Emotionally hollow, excessively cloying, and brimming with unearned melodrama from clumsy start to lousy finish, The Art of Racing in the Rain is the type of film that tells you what to feel instead of investing the time and the effort to really move you there. I have to imagine it’s the kind of picture that will make many folks cry without asking them to think or to reciprocate a piece of themselves back towards what they’re watching. As such, it’s an easily forgettable and innocuous movie to watch, and it’s frustrating in its simple soap opera depiction of life’s many universal problems. The Art of Racing in the Rain wants to teach us how to navigate the rough spots of life but fails to ever feel real, rarely shifting out of neutral. It’s among the worst films I’ve seen in 2019.
Adapted by Mark Bomback from the novel of the same name by writer Garth Stein, The Art of Racing in the Rain follows the trials and the tribulations of aspiring Formula 1 driver Denny (Milo Ventimiglia) and his intuitive golden retriever Enzo (voiced by a rather listless and uninspired Kevin Costner). Together they find Eve (Amanda Seyfried), she and Denny are married, and their daughter Zoe (portrayed by Ryan Kiera Armstrong as a child and Lily Dodsworth-Evans as a teen) enters the picture shortly thereafter. But Eve gets sick, passes away, and the tolerable aspects of the film are switched out as it becomes a crummy story about Denny’s custody battle for Zoe with his wealthy and spiteful in-laws. The drama couldn’t feel any more phony.

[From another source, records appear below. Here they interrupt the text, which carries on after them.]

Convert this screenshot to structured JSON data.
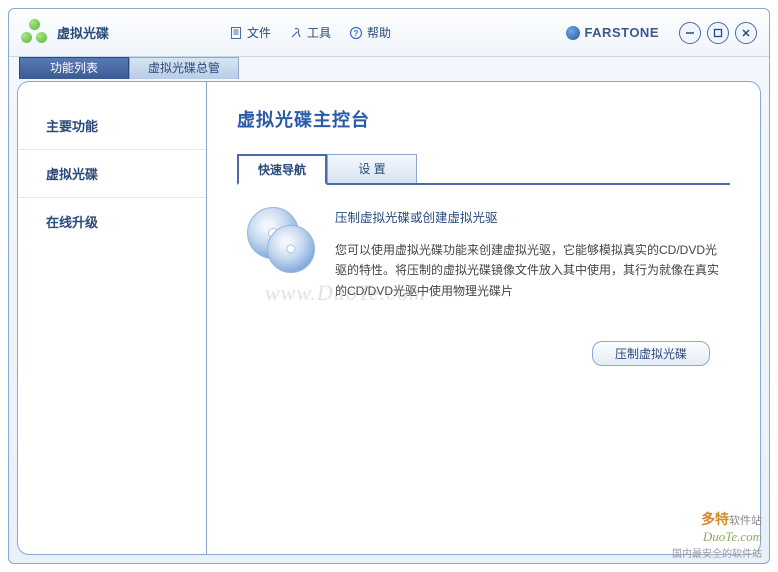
{
  "app": {
    "title": "虚拟光碟"
  },
  "menu": {
    "file": "文件",
    "tools": "工具",
    "help": "帮助"
  },
  "brand": "FARSTONE",
  "top_tabs": {
    "active": "功能列表",
    "inactive": "虚拟光碟总管"
  },
  "sidebar": {
    "items": [
      "主要功能",
      "虚拟光碟",
      "在线升级"
    ]
  },
  "main": {
    "title": "虚拟光碟主控台",
    "tabs": {
      "quick": "快速导航",
      "settings": "设  置"
    },
    "section_title": "压制虚拟光碟或创建虚拟光驱",
    "section_body": "您可以使用虚拟光碟功能来创建虚拟光驱，它能够模拟真实的CD/DVD光驱的特性。将压制的虚拟光碟镜像文件放入其中使用，其行为就像在真实的CD/DVD光驱中使用物理光碟片",
    "action": "压制虚拟光碟"
  },
  "watermark": {
    "center": "www.DuoTe.com",
    "logo_main": "多特",
    "logo_suffix": "软件站",
    "domain": "DuoTe.com",
    "tagline": "国内最安全的软件站"
  }
}
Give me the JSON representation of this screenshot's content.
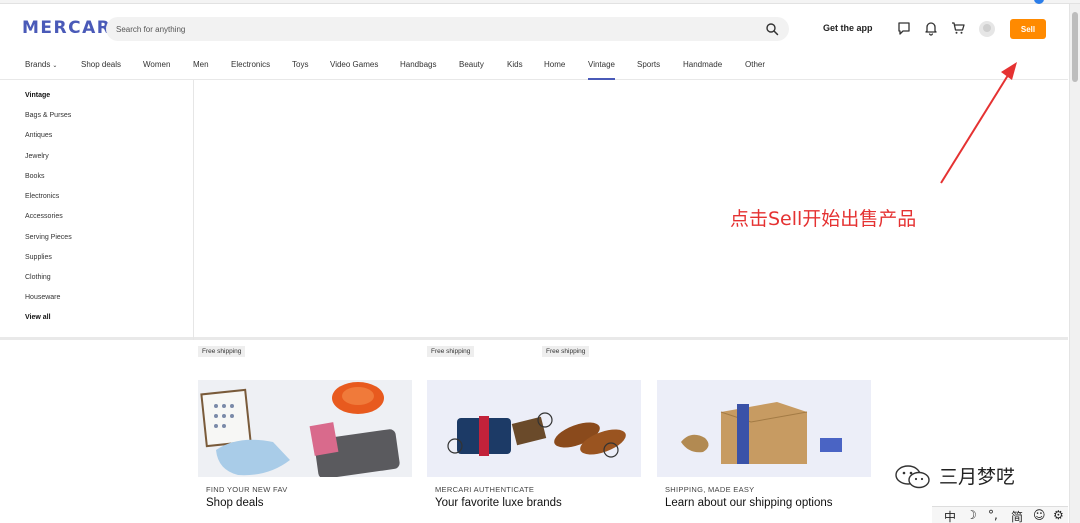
{
  "header": {
    "logo": "MERCARI",
    "search_placeholder": "Search for anything",
    "get_app": "Get the app",
    "sell": "Sell",
    "icons": [
      "message-icon",
      "bell-icon",
      "cart-icon",
      "avatar"
    ]
  },
  "categories": [
    {
      "label": "Brands",
      "has_chevron": true
    },
    {
      "label": "Shop deals"
    },
    {
      "label": "Women"
    },
    {
      "label": "Men"
    },
    {
      "label": "Electronics"
    },
    {
      "label": "Toys"
    },
    {
      "label": "Video Games"
    },
    {
      "label": "Handbags"
    },
    {
      "label": "Beauty"
    },
    {
      "label": "Kids"
    },
    {
      "label": "Home"
    },
    {
      "label": "Vintage",
      "active": true
    },
    {
      "label": "Sports"
    },
    {
      "label": "Handmade"
    },
    {
      "label": "Other"
    }
  ],
  "dropdown": {
    "heading": "Vintage",
    "items": [
      "Bags & Purses",
      "Antiques",
      "Jewelry",
      "Books",
      "Electronics",
      "Accessories",
      "Serving Pieces",
      "Supplies",
      "Clothing",
      "Houseware"
    ],
    "view_all": "View all"
  },
  "annotation": "点击Sell开始出售产品",
  "shipping_tags": [
    "Free shipping",
    "Free shipping",
    "Free shipping"
  ],
  "cards": [
    {
      "eyebrow": "FIND YOUR NEW FAV",
      "title": "Shop deals"
    },
    {
      "eyebrow": "MERCARI AUTHENTICATE",
      "title": "Your favorite luxe brands"
    },
    {
      "eyebrow": "SHIPPING, MADE EASY",
      "title": "Learn about our shipping options"
    }
  ],
  "watermark": "三月梦呓",
  "ime": {
    "items": [
      "中",
      "☽",
      "°,",
      "简",
      "☺",
      "⚙"
    ]
  },
  "colors": {
    "brand": "#4a5ab8",
    "sell": "#ff8a00",
    "annotation": "#e53232"
  }
}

This is a film about a man who drives race cars and it realistically has only one inventive driving shot to its name. Much of the rest here from director Simon Curtis is sentimental hogwash, featuring lethargic performances and uninspired writing. What I can’t seem to understand is the mass appeal of Milo Ventimiglia, a man who seems kind in interviews that I’ve come across but who’s also yet to deliver a performance anywhere above the quality of shoddy day time television. I’ve seen him play many roles, yet I haven’t seen him inhabit one or test his range. He has good presence, and still I can’t help but think that he could and should take more creative risks. He plays Denny (and most other characters) in a boring monotone. It’s like watching mediocre karaoke. At some point you have to find and establish your own voice if you want to leave a mark.
I can see why The Art of Racing in the Rain made a splash as a popular and best-selling book club novel, and I can understand why it hardly makes any sense as a film. The movie lacks personality and wit, is missing weight and virtue, and becomes tiresome in its startlingly stupid finale. Denny struggles to pay bills while he chases dreams and runs away from heartache and tries to raise his daughter, and the rift between him and his in-laws during the final third might be the most painfully forced and disingenuous storytelling I’ve come across this year. The Art of Racing in the Rain wants to be hailed as a vehicle of wisdom when in reality it’s just a foolish film that hydroplanes from one place to the next. It’s never a good sign when a dog literally delivers the most nuanced acting in a movie.
“I ran out hoping that what I had seen was only in my mind.”